We all have moments when we feel blue. But what causes us to feel sad? How can we overcome it and feel happy? Here are 5 surprising ways to boost your mood…
1. Know your dopamine
Excitement about life is caused by the brain chemical, dopamine. When your dopamine dips, you notice a slump. It helps to know the slump is normal and natural, because dopamine is not meant to surge all the time. It spurts when you approach a reward that meets your needs, and then it dips, so you’re ready for the next opportunity. Dopamine motivates a lion to run when it has a good shot at a gazelle, but to save its energy the rest of the time. This explains the curious droop you feel after you get what you seek, until you set your sights on a new quest. December is full of dopamine-stimulating activities, but in January, the external world stops triggering it for you, and you have to trigger it yourself. Fortunately, that’s the job your brain is designed for!
2. Know your cortisol
Stress, fear and anxiety are caused by the brain chemical, cortisol. It’s nice to know that cortisol protects you. A lion releases cortisol when a gazelle gets away, and that protects the lion from wasting energy on a hopeless chase. Cortisol works by making you feel so bad that you do what it takes to make it stop. Cortisol helped our ancestors explore a world full of potential threats and survive. You have inherited a brain good at seeing potential threats. If your boss raises an eyebrow by a millimeter, your cortisol may surge. You can end up feeling like a lion who hasn’t eaten in a week, or a gazelle who’s about to be eaten alive. It’s great to know that your body eliminates cortisol in twenty minutes if you avoid triggering more. What can you do for twenty minutes that will not trigger any stress? This is hard to do because your brain is designed to scan for threats when your cortisol is flowing, so prepare non-frustrating, healthy activities for those moments. Ups and downs are natural but you can have more ups!

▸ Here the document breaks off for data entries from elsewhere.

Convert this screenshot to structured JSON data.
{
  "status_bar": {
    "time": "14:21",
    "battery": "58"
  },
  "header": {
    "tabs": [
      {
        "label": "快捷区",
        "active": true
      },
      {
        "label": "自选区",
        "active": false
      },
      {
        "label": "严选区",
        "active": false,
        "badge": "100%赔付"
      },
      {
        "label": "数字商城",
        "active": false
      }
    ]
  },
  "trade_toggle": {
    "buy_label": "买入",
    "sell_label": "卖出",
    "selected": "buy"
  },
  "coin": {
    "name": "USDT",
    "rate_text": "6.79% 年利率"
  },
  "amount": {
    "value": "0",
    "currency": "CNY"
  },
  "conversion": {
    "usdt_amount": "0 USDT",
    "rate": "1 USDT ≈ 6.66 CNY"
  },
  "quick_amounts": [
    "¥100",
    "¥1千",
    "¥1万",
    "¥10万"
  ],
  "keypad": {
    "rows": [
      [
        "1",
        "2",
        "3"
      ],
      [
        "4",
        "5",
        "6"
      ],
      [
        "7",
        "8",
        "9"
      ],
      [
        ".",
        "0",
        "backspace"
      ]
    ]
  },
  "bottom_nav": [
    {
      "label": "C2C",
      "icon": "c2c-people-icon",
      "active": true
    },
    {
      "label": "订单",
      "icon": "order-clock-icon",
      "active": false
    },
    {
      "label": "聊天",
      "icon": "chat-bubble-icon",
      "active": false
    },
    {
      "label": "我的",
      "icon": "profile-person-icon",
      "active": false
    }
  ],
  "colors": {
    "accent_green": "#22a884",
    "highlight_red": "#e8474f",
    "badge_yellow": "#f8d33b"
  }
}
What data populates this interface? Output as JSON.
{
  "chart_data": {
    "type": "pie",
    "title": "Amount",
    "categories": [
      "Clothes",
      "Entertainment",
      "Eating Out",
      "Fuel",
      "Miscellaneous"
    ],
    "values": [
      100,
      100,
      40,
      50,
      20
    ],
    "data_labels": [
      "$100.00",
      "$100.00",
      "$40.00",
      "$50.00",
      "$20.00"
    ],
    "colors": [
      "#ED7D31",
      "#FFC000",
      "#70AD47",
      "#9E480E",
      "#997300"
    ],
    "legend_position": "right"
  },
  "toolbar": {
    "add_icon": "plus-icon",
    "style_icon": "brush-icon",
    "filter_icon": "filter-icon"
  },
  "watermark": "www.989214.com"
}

3. Set an immediate goal and reach it
Dopamine soars when you approach a goal, so find one you can accomplish in the next hour and do it! Clean out the drawer that gets on your nerves. Delete 100 items from your Inbox. Write the letter that’s been on your mind. Your brain will reward you, and more important, you will pave a neural pathway that expects a good feeling when you think about the task in the future.
4. Plan steps toward a long-run goal
We can’t reach big goals all the time, but each step toward a goal triggers dopamine. Your brain doesn’t waste dopamine on pie-in-the-sky dreams; it only gives you the good stuff when it sees the finish line come closer. So take a step every day and you will not only feel good; you will wire yourself to expect to feel good.
5. Spotlight a medium-term goal
You can’t make visible progress every day, and some days bring obstacles that set you back. That’s why we need some more approachable goals to focus on when our bigger goals are stalled. You shift from frustration to excitement when you shift your attention to that realistic goal. You can’t control the world but you control where you invest your energy.